A slew of changes in retail operations and global trade flows are going to push third-party logistics to new heights over the next five years.
New research recently released by BlueWeave Consulting shows the global third-party logistics market was worth US$957.3 billion in 2020. The research firm estimates it will grow at a compound annual growth rate (CAGR) of 7.9 percent, earning revenue of around $1,573.8 billion by the end of 2027.
The growth of e-commerce, increasing demand for effective inventory management and enhanced working capital, booming e-commerce, growing globalization, and trade activities, as well as the increase in seaborne trades are all factoring into the need for 3PL services.
According to the International Air Transport Association (IATA), e-commerce accounted for 18 percent of total retail sales in 2020. IATA also stated that air cargo represents about 35 percent of global trade. Furthermore, the International Post Corporation (IPC) reports that eCommerce grew by 141 percent from 2016 to 2020. Third-party logistics are expected to grow at a rapid rate during the forecast period due to the rapid growth of e-commerce.
AI and blockchain
Industry 4.0 has revolutionized the logistics industry with blockchain and artificial intelligence implementations. Amazon, DHL, FedEx, and others are using blockchain and AI not only to manage their inventories and streamline their supply chains, but also to reduce carbon emissions, cut operating costs, and increase security. The growing penetration of blockchain and AI in the logistics industry is expected to create opportunities for the growth of the global third-party logistics market in the coming years.
Road transport is expected to dominate the global third party logistics market during forecast period of 2021-2027. The growing focus on developing a logistics network and forming public-private partnerships for highway construction is boosting the rise of 3PL services. On the other hand, the airways segment will likely be the the fastest-growing segment during the forecast period.

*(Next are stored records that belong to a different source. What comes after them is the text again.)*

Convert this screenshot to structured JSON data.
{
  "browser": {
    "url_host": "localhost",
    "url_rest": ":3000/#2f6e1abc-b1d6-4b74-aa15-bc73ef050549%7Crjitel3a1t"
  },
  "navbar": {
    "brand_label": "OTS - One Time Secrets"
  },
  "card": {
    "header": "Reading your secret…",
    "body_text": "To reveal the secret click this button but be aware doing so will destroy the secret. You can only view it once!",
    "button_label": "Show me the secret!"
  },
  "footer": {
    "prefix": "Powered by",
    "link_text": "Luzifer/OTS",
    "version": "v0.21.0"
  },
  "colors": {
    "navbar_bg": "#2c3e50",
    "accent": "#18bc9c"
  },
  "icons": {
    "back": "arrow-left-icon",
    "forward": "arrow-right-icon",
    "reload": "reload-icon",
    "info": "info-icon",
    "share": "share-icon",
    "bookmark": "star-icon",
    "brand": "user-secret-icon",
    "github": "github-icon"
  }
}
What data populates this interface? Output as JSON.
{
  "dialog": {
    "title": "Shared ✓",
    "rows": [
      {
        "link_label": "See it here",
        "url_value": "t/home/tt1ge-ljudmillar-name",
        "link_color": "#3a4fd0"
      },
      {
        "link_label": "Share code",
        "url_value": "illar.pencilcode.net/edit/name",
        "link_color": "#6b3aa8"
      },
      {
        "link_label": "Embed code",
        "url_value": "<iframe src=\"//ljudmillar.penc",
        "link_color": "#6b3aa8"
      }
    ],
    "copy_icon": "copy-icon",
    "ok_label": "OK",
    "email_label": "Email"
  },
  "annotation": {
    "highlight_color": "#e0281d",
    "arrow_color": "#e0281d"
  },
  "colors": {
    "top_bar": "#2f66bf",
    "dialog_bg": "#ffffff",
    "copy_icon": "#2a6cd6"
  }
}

The Asia Pacific region accounted for the maximum revenue share in 2020 and is expected to emerge as the fastest-growing regional market during the forecast period. An increasing number of trans-regional trade corridors and gateways will give 3PL providers more opportunities in the APAC region. The forecast period is likely to witness continued investment in trains, bridges, and airways across the region’s emerging economies, which will boost warehousing and logistics demand.
During the pandemic and subsequent lockdown, the logistics industry was one of the hardest hit. During the resumption of trade, the meteoric rise in demand for medical and healthcare supply derailed supply chains. Moreover, the shortage of labour negatively affected the market for third-party logistics in 2020.
Logistics industry experienced a rollercoaster ride in 2020 as World Trade Organization (WTO) estimated that global trades declined by 9.2 percent. In addition, the WTO estimated a 7.2 percent increase in world trade in 2021; however, a severe second wave of Covid-19 and the ongoing issue of freight shortages have hindered this growth.
Freight costs have increased and are expected to remain high until 2023. Moreover, the freight issue is not expected to be resolved until the first half of 2022, halting the recovery of the third-party logistics market.